Picture a hand-selected movie, in my case, The Great Gatsby, projected on your own private beach under a Maldivian sky bursting with stars. The chocolate fondant cake your butler has placed beside you, which has been personally delivered to your villa by the hotel’s pastry chef, is illuminated by a scattering of candles that have been set up across the sand. You bite into the gooey cake, still full from the 5-course barbecue of local fare you’ve indulged in, as a private acoustic guitar player serenades your meal.
Operated by LVMH Hotel Management, a division of luxury fashion empire Louis Vuitton Moët Hennessy, the one-year-old Cheval Blanc Randheli, located on Noonu Atoll, a 40-minute seaplane ride north of the capital of Malé, is in the business of making dreams a reality, as I recently lived out during my three-night stay at the luxury resort.
Before arriving on property, I’m sent a preference questionnaire, ranging in nature from my preferred chocolate (dark, milk, or white?), to whether I would favor foam or feather pillows on my villa’s bed.
Once on property, I enter a design lover’s haven, where fashion meets the humbling white shores and azure waters of the Maldives. If you’re looking for a kitschy tiki hut-inspired ambiance, you’ve come to the wrong resort. Rather, at Cheval Blanc, you’ll find materials of slate, marble, and subdued color palettes typical of the swankiest spots in Europe, Dior coffee table books, and customized Vincent Beaurin artwork within each of the 45 villas on property.

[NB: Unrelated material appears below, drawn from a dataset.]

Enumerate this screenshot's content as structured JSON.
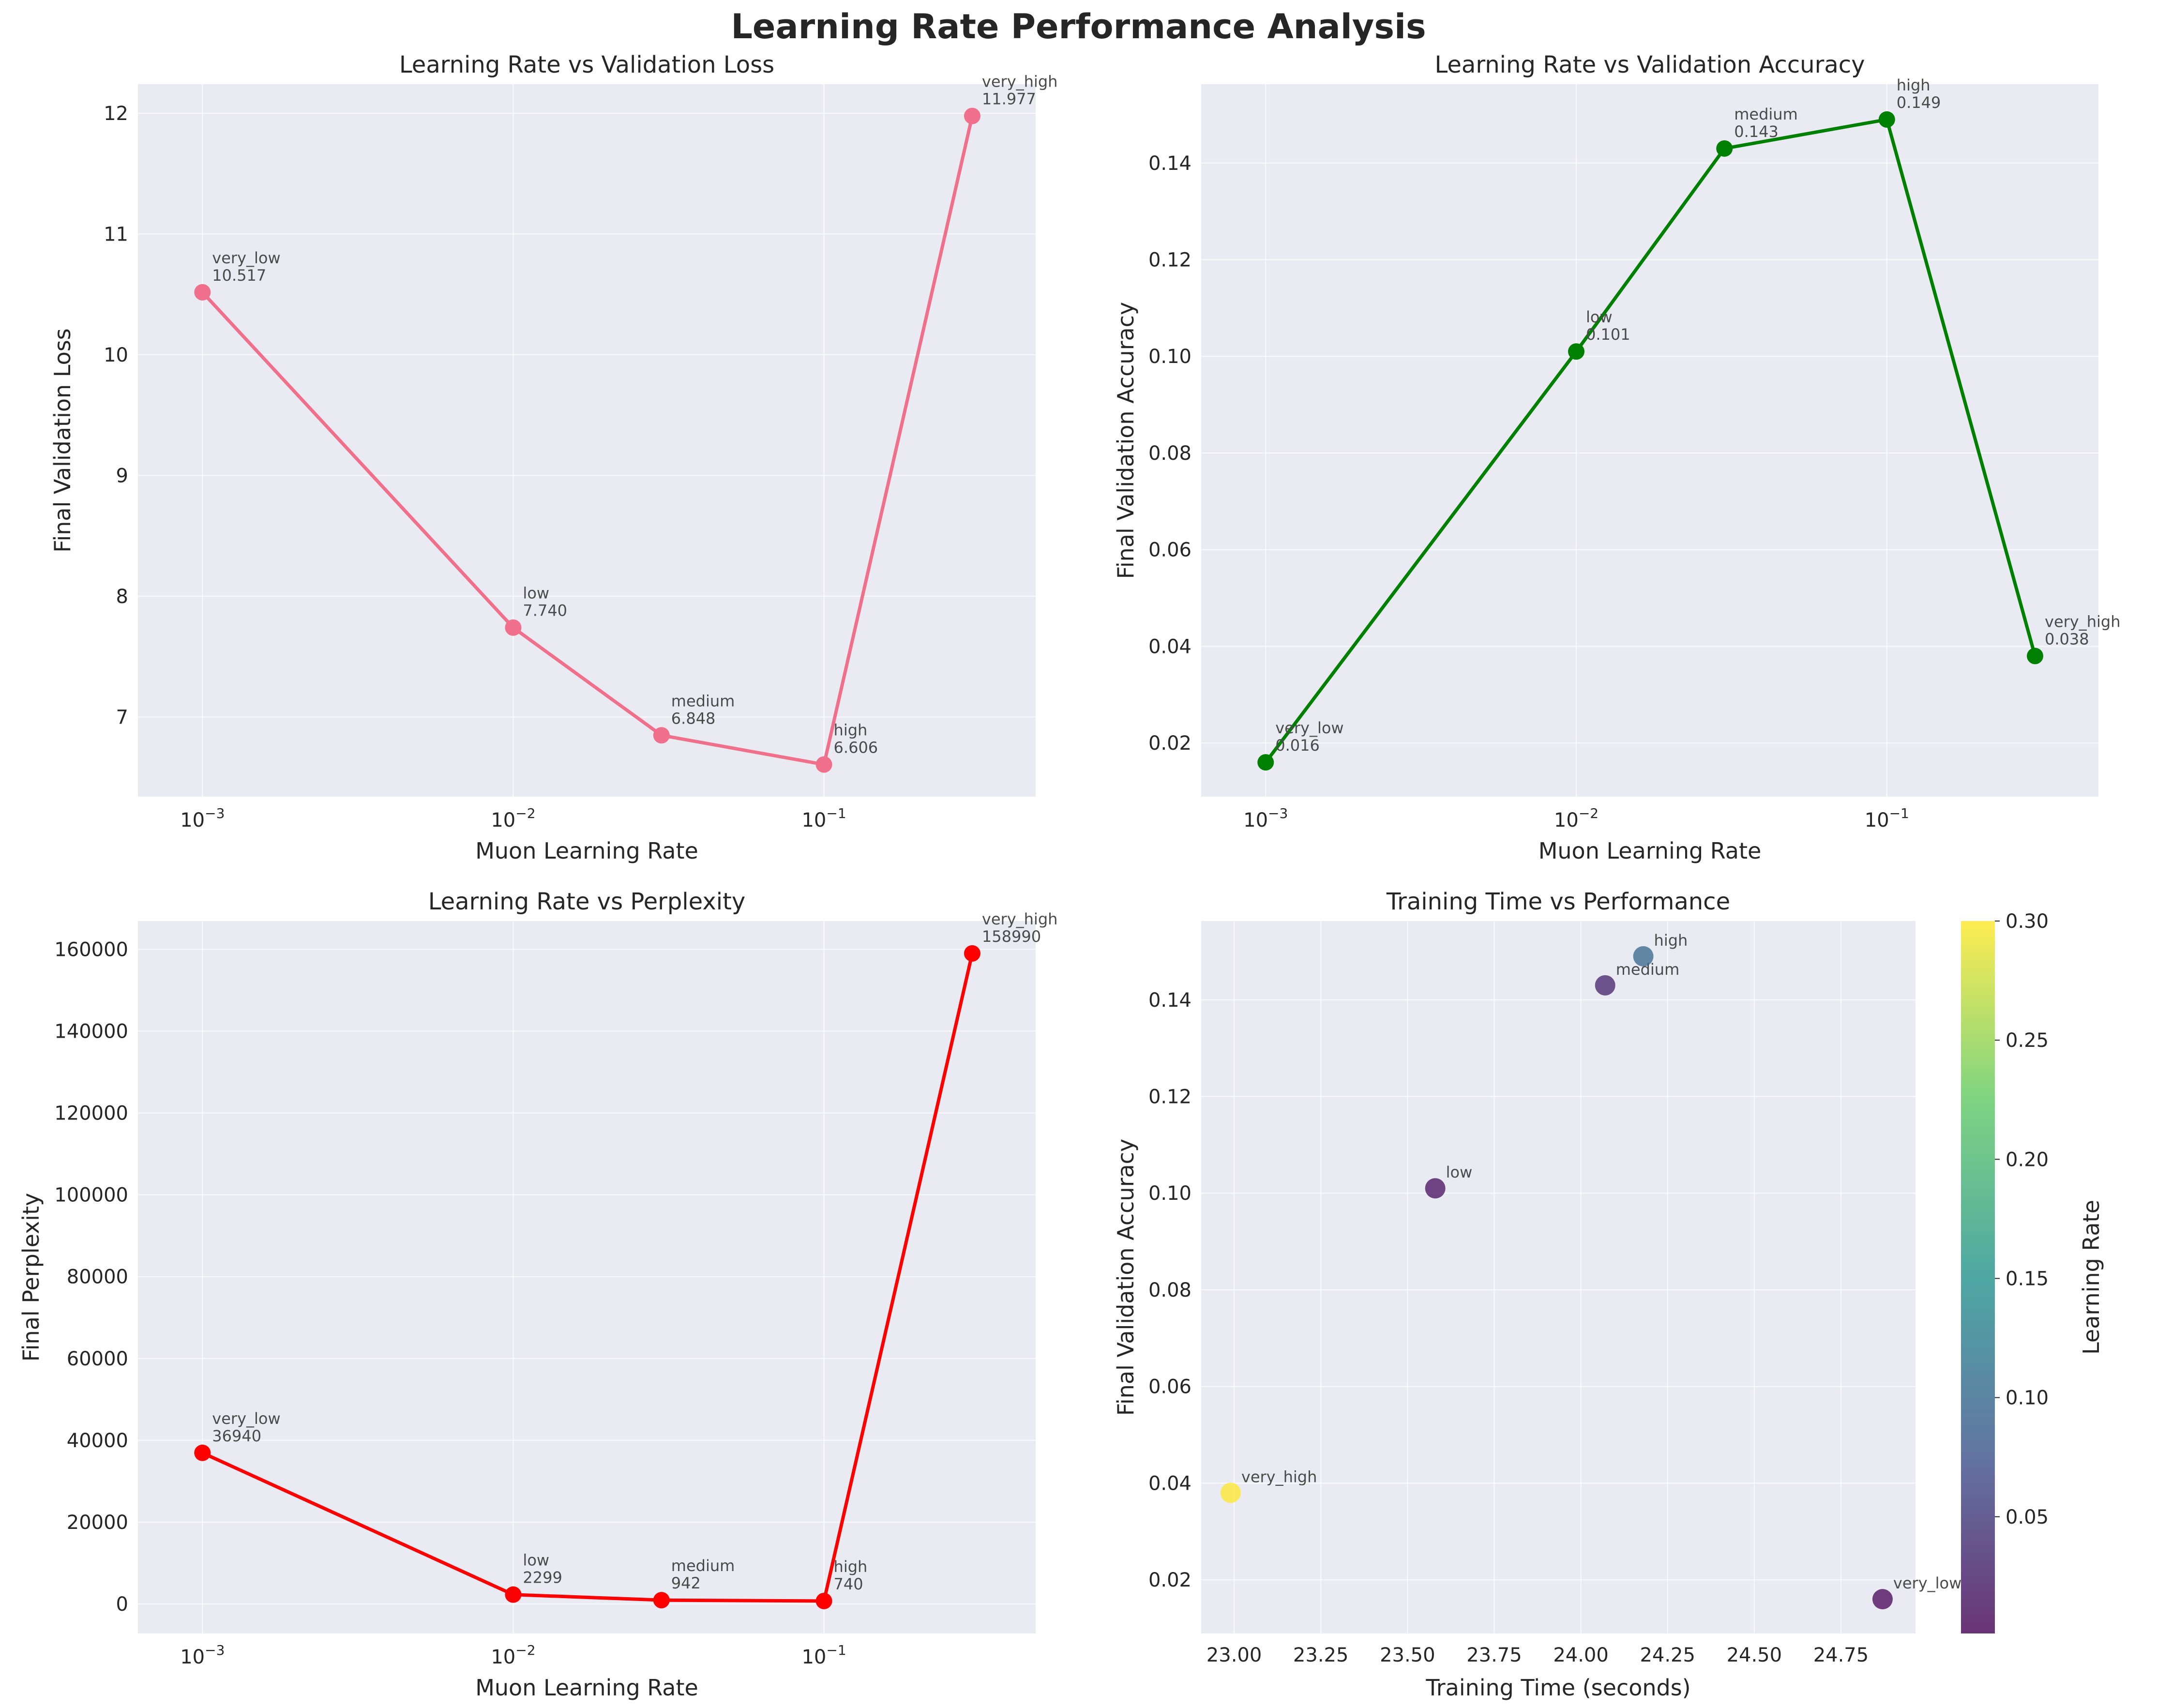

The interior design of the resort, devised by Jean-Michel Gathy, is a decadent work of cosmopolitan elegance. My 1,400 square-foot beach villa, with its seven-meter tall bamboo ceilings, automated home electronic system, two outdoor rain showers, Olympic-sized infinity-edge swimming pool, and taupe and yellow color palette, feels undeniably swanky but never stuffy, a graceful balance of form and function that allows me to feel like I’ve landed in a livable lap of luxury as opposed to a sterile design museum.
From the resort’s signature scent “Island Chic,” a blend of cardamom, rose, driftwood, and cedar, created exclusively for Cheval Blanc by Francois Demachy (Creative Director of fragrances for Christian Dior and Givenchy) to the ‘good night’ messages written nightly in the sandy driveway of my villa, by Musa, my assigned butler, who also packs and unpacks my bags upon arrival and departure, attention to detail is synonymous with the Cheval Blanc experience.
Standout moments, although impossible to name them all, include dinner at Le 1947, where upon arrival, I’m greeted with a selection of cashmere scarves, as that evening happens to be on the brisker side and the restaurant staff is concerned that I might be cold. A 13-course gourmet dinner follows, with dishes such as the gold-leafed foie gras terrine with beetroot jelly and roasted veal sweetbread with truffle jus rivaling the world’s fashion capitals finest dining establishments.
Le 1947 is on the highest end of the spectrum of the five restaurants on property, which have all been created in collaboration with three-Michelin-star chef Yannick Alléno. Apart from in-room dining choices, there’s also the White contemporary brasserie; Diptyque, which offers Spanish and Japanese cuisine; Deelani fish restaurant, and Le Table de Partage, a private dining room that can be rented out by guests for special occasions.
My days at Cheval Blanc are spent in the warm, crystal-clear waters of the Indian Ocean. I paddle board, jet ski, and work with Musa to arrange a snorkeling experience and picnic at a nearby deserted island. Speeding along the calm waters with my private guide, we encounter a family of dolphins that playfully swims beside our speedboat. On the white sand beaches of the island, after a morning of snorkeling in which I have the pleasure of seeing not one, but two sea turtles, I nibble on a picnic of fresh fruits, gluten-free (by special request) baked goods, and freshly squeezed grapefruit juice.
To unwind post-snorkeling, I visit the Cheval Blanc spa for an imperial relaxing massage and sunset yoga session. The spa, exclusively devised by Guerlain, is located on its own island, a three-minute sail away in one of the resort’s traditional dohani boats. It’s also replete with a beauty studio, barbershop, hammam, and meditation pavilion, where I find myself contorting into downward facing dog and exhaling my worries away while enjoying an upside down view of the turquoise horizon and blushing sunset.
I’m really only hit with the impact of my Cheval Blanc Randheli stupor post-stay. Upon arriving to Malé to check in for my flight back to Dubai, I’m told by the airline attendant that I will be unable to switch my seat from the window to the aisle chair. This, I realize, is the first time I’ve heard the word ‘no’ in four days. You see, ‘no’ just doesn’t exist at Cheval Blanc Randheli – which, if you ask me, is the definition of luxury.